Kraken grab 4-3 shootout win over surging Canadiens

MONTREAL — Finishing off a grueling five-city road trip against a rebounding squad full of energy wasn’t the easiest way for Philipp Grubauer and the Kraken to end a weeklong winless stretch.

Despite languishing in the NHL’s basement, the Montreal Canadiens have been a changed club under new coach Martin St. Louis the past dozen games and showed why for much of this Saturday night affair. But Grubauer stood tall in his net when it mattered and the Kraken, who bent without breaking completely, squeaked out a 4-3 victory via a shootout on a night they were out-skated and beaten to loose pucks much of the way by a more energized-looking team.

Grubauer made a couple of tough glove saves in overtime to keep the Kraken alive, the biggest off Ben Chiarot from point-blank range with nobody between them.

“From there, it’s just like guessing because he was so close,” Grubauer said with a laugh. “He comes in at, like, the hashmarks, so it was a reaction save for sure.”

There’d be plenty more saves to come for Grubauer in three standard shootout rounds and then four more of the sudden death variety before Marcus Johansson scored on the backhand to win it for the Kraken. The victory snapped a stretch of four consecutive Kraken losses on the trip and was only their second win in the past 13 games.

Deserved results haven’t always gone the way of either of these teams, perhaps explaining why they remain close to one another at the bottom of the standings. The Kraken moved five points ahead of Montreal and two up on Arizona in the battle to stay out of last place overall in the league, but have played three more games than both.

It seemed the Kraken would prevail much more easily when a go-ahead Ryan Donato goal in the first period and then a Jared McCann power-play marker late in the second put their team ahead by two heading into the final frame.

But Canadiens defenseman Alexander Romanov cut the lead to 3-2 by scoring on a slapper from the left point just 1:04 into the third as Montreal pressured the Kraken relentlessly and had Grubauer flopping all around his crease. Then, with just 2:12 to play in regulation, Adam Larsson tried to intercept a cross-ice pass by Nick Suzuki in front of his net and inadvertently tipped the puck past Grubauer for the tying goal.

Up until that turn of events, the Kraken had puck-luck mostly bouncing their way.

Yanni Gourde, playing in front of family and friends in his home province, was credited with opening the scoring while shorthanded in the first period after Montreal defenseman Chris Wideman inadvertently backhanded the puck into his own net.
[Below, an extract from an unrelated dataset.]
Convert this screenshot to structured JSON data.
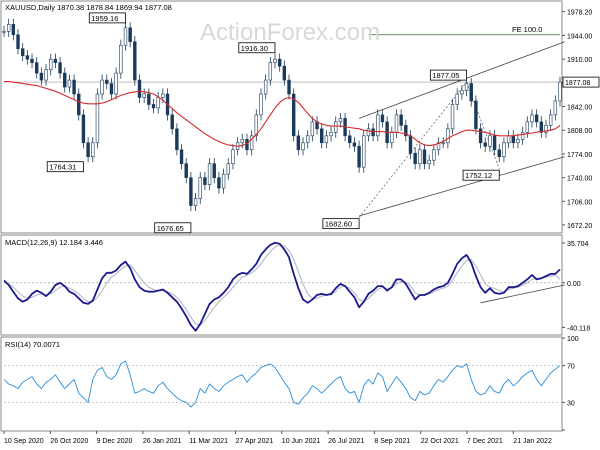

The Kraken nearly made it 2-0 killing that same penalty, only to have a Mason Appleton goal overturned by an offside call for the second straight game.

Not surprisingly, the video review decision was a momentum-turner for the Canadiens, who kept pressing and tied it later in the period when Michael Pezzetta got off a quick snapper that beat Grubauer over his glove.

On Donato’s go-ahead goal to make it 2-1, an initial shot from close-in by Marcus Johansson had missed the net completely. But the puck took a hard hop off the end boards right out front to Donato, who buried it in the net before Montreal goalie Sam Motembeault could react and get over.

The Canadiens had been 7-5-0 since St. Louis took over as coach from the fired Dominique Ducharme, consistently playing the type of fast-paced game that gave the Kraken fits at times in this one. Montreal nearly won the game early in overtime, with Ben Chiarot getting in alone and Grubauer making a point-blank save with his glove.

But given the way this season has gone, the Kraken will gladly take two points over style points.